Startups led by female founders raised extra rounds in the percentage of 52, while the male result is 51%. This is data from the UK. It isn’t a big difference but we can learn something from this data.
First of all, female entrepreneurs are faced with investors skepticism when starting the business. But as time goes by they gain more trust. So, we can say that the biggest difficulty for female entrepreneurs happens in the beginning stages of setting up a business. Later, when they break that wall, it becomes easier.
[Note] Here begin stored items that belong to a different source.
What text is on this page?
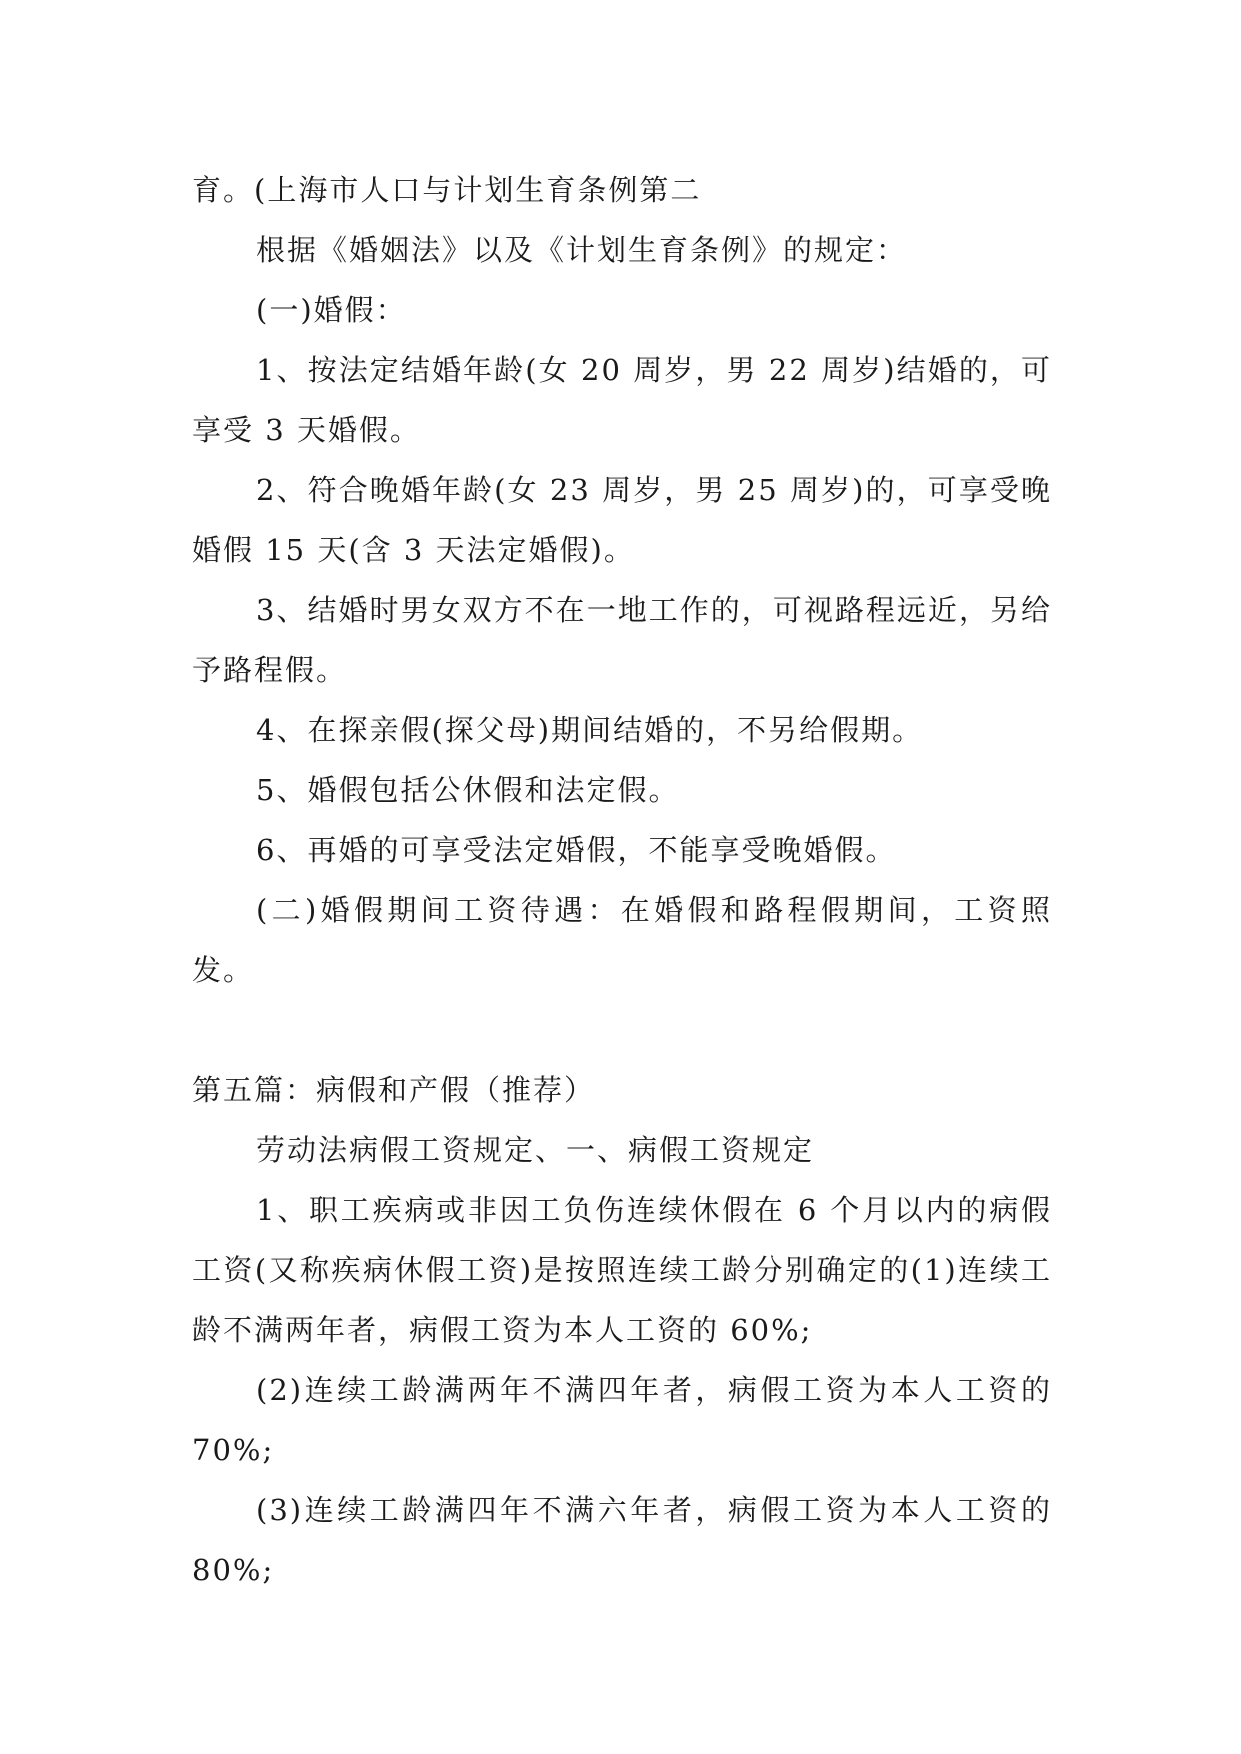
育。(上海市人口与计划生育条例第二

根据《婚姻法》以及《计划生育条例》的规定：

(一)婚假：

1、按法定结婚年龄(女 20 周岁，男 22 周岁)结婚的，可享受 3 天婚假。

2、符合晚婚年龄(女 23 周岁，男 25 周岁)的，可享受晚婚假 15 天(含 3 天法定婚假)。

3、结婚时男女双方不在一地工作的，可视路程远近，另给予路程假。

4、在探亲假(探父母)期间结婚的，不另给假期。

5、婚假包括公休假和法定假。

6、再婚的可享受法定婚假，不能享受晚婚假。

(二)婚假期间工资待遇：在婚假和路程假期间，工资照发。

第五篇：病假和产假（推荐）

劳动法病假工资规定、一、病假工资规定

1、职工疾病或非因工负伤连续休假在 6 个月以内的病假工资(又称疾病休假工资)是按照连续工龄分别确定的(1)连续工龄不满两年者，病假工资为本人工资的 60%;

(2)连续工龄满两年不满四年者，病假工资为本人工资的 70%;

(3)连续工龄满四年不满六年者，病假工资为本人工资的 80%;
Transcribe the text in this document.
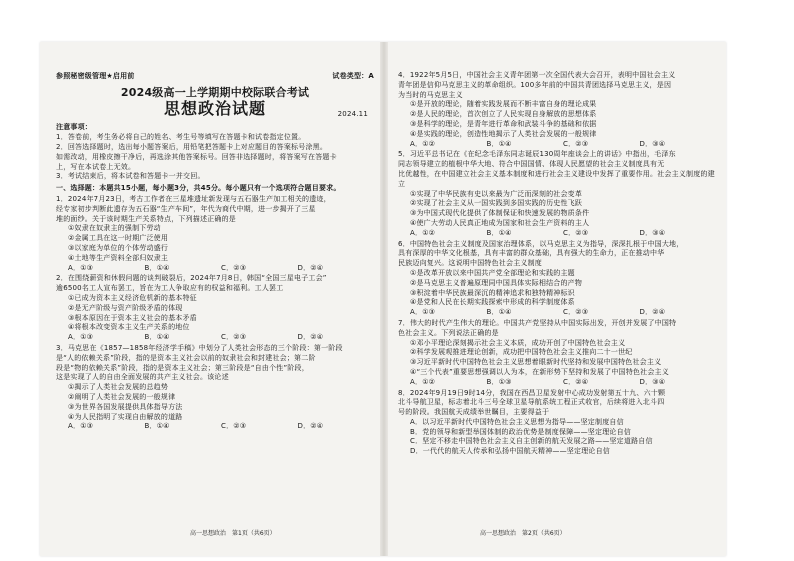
参照秘密级管理★启用前	试卷类型：A
2024级高一上学期期中校际联合考试
思想政治试题	2024.11
注意事项：
1．答卷前，考生务必将自己的姓名、考生号等填写在答题卡和试卷指定位置。
2．回答选择题时，选出每小题答案后，用铅笔把答题卡上对应题目的答案标号涂黑。
如需改动，用橡皮擦干净后，再选涂其他答案标号。回答非选择题时，将答案写在答题卡
上，写在本试卷上无效。
3．考试结束后，将本试卷和答题卡一并交回。
一、选择题：本题共15小题，每小题3分，共45分。每小题只有一个选项符合题目要求。
1．2024年7月23日，考古工作者在三星堆遗址新发现与五石器生产加工相关的遗迹，
经专家初步判断此遗存为五石器“生产车间”，年代为商代中期，进一步揭开了三星
堆的面纱。关于该时期生产关系特点，下列描述正确的是
①奴隶在奴隶主的强制下劳动
②金属工具在这一时期广泛使用
③以家庭为单位的个体劳动盛行
④土地等生产资料全部归奴隶主
A．①③	B．①④	C．②③	D．②④
2．在围绕薪资和休假问题的谈判破裂后，2024年7月8日，韩国“全国三星电子工会”
逾6500名工人宣布罢工，旨在为工人争取应有的权益和福利。工人罢工
①已成为资本主义经济危机新的基本特征
②是无产阶级与资产阶级矛盾的体现
③根本原因在于资本主义社会的基本矛盾
④将根本改变资本主义生产关系的地位
A．①③	B．①④	C．②③	D．②④
3．马克思在《1857—1858年经济学手稿》中划分了人类社会形态的三个阶段：第一阶段
是“人的依赖关系”阶段，指的是资本主义社会以前的奴隶社会和封建社会；第二阶
段是“物的依赖关系”阶段，指的是资本主义社会；第三阶段是“自由个性”阶段，
这是实现了人的自由全面发展的共产主义社会。该论述
①揭示了人类社会发展的总趋势
②阐明了人类社会发展的一般规律
③为世界各国发展提供具体指导方法
④为人民指明了实现自由解放的道路
A．①③	B．①④	C．②③	D．②④
4．1922年5月5日，中国社会主义青年团第一次全国代表大会召开，表明中国社会主义
青年团是信仰马克思主义的革命组织。100多年前的中国共青团选择马克思主义，是因
为当时的马克思主义
①是开放的理论，随着实践发展而不断丰富自身的理论成果
②是人民的理论，首次创立了人民实现自身解放的思想体系
③是科学的理论，是青年进行革命和武装斗争的基础和依据
④是实践的理论，创造性地揭示了人类社会发展的一般规律
A．①②	B．①④	C．②③	D．③④
5．习近平总书记在《在纪念毛泽东同志诞辰130周年座谈会上的讲话》中指出，毛泽东
同志领导建立的植根中华大地、符合中国国情、体现人民愿望的社会主义制度具有无
比优越性，在中国建立社会主义基本制度和进行社会主义建设中发挥了重要作用。社会主义制度的建立
①实现了中华民族有史以来最为广泛而深刻的社会变革
②实现了社会主义从一国实践到多国实践的历史性飞跃
③为中国式现代化提供了体制保证和快速发展的物质条件
④使广大劳动人民真正地成为国家和社会生产资料的主人
A．①②	B．①④	C．②③	D．③④
6．中国特色社会主义制度及国家治理体系，以马克思主义为指导，深深扎根于中国大地，
具有深厚的中华文化根基，具有丰富的群众基础，具有强大的生命力，正在推动中华
民族迈向复兴。这说明中国特色社会主义制度
①是改革开放以来中国共产党全部理论和实践的主题
②是马克思主义普遍原理同中国具体实际相结合的产物
③积淀着中华民族最深沉的精神追求和独特精神标识
④是党和人民在长期实践探索中形成的科学制度体系
A．①③	B．①④	C．②③	D．②④
7．伟大的时代产生伟大的理论。中国共产党坚持从中国实际出发，开创并发展了中国特
色社会主义。下列说法正确的是
①邓小平理论深刻揭示社会主义本质，成功开创了中国特色社会主义
②科学发展观推进理论创新，成功把中国特色社会主义推向二十一世纪
③习近平新时代中国特色社会主义思想着眼新时代坚持和发展中国特色社会主义
④“三个代表”重要思想强调以人为本，在新形势下坚持和发展了中国特色社会主义
A．①②	B．①③	C．②④	D．③④
8．2024年9月19日9时14分，我国在西昌卫星发射中心成功发射第五十九、六十颗
北斗导航卫星，标志着北斗三号全球卫星导航系统工程正式收官，后续将进入北斗四
号的阶段。我国航天成绩举世瞩目，主要得益于
A．以习近平新时代中国特色社会主义思想为指导——坚定制度自信
B．党的领导和新型举国体制的政治优势是制度保障——坚定理论自信
C．坚定不移走中国特色社会主义自主创新的航天发展之路——坚定道路自信
D．一代代的航天人传承和弘扬中国航天精神——坚定理论自信
高一思想政治　第1页（共6页）	高一思想政治　第2页（共6页）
To illustrate how difficult is for females in the early stage of their businesses there is an additional statistical result. The numbers in funding in the early stage are horrible for female-led startups. Only 21% of them have access to any investment. But when they succeed to get it, their startups raise cash faster than males’.
The stats show: after 4 or 5 years from the first raise round, 66% of female-led startups are winning second funding round. On the side without a female founder, the result is 62,8%.
Female entrepreneurs success
Female entrepreneurs have long been underrepresented in entrepreneurship. Male entrepreneurs had an advantage but that bias is changing now. Actually, since 2007, for example, in the US the number of female entrepreneurs has grown over 30%. In the moment of the census 2012, females were on the head of 36% overall US businesses.
If we take a look at the global entrepreneur scene, according to the Global Entrepreneurship Monitor, entrepreneurship amid women grew bt 13%. In the same period, male entrepreneurship grew by 5%.
The fact is that females are starting their businesses harder and with more barriers, but when they jump over them they show better results. Some studies revealed that if there could be more gender parity in entrepreneurship, US GDP might grow by $28 trillion by 2025.
And the picture is almost the same all over the world.
The worst places for female entrepreneurs
A study by HSBC Private Banking has exposed that over 30% of female entrepreneurs felt gender bias while seeking investors. Also, females get about 5% less funding than males while trying capital funding. The survey titled ‘She’s the Business’, studied 1200 female and male entrepreneurs in 8 distinct markets. The focus was on the entrepreneurs who have gained a minimum of £100,000 worth of funding. The study titled ‘She’s the Business’, taken by the HSBC Private Banking pointed: “Our research identifies the particular hurdles faced by women in the start-up community at critical points along the way, and explores the underlying, often subtle reasons why female entrepreneurs feel negatively impacted”
Gender bias
The scary fact is that some female entrepreneurs were questioned about marital status, children, suggesting them they are a bigger risk for investors. This study reveals that the UK is probably the worst place for female entrepreneurs to try to raise funding. More than half of them said they felt gender bias. The next worst country is the US. The interesting thing, in China, only 17% of female entrepreneurs said they faced similar bias.
Women entrepreneurs have made changes that can lessen gender inequality. First is an expansion in business networks for women. That should help them to make connections.
The gender inequality can decrease when more women make their wealth. Female entrepreneurs are inviting investors to take effort by making the fundraising process more transparent, incorporating at least one women in the panels, presenting precise criteria, and complete feedback after.
The gender disparity between entrepreneurs will not bring progress.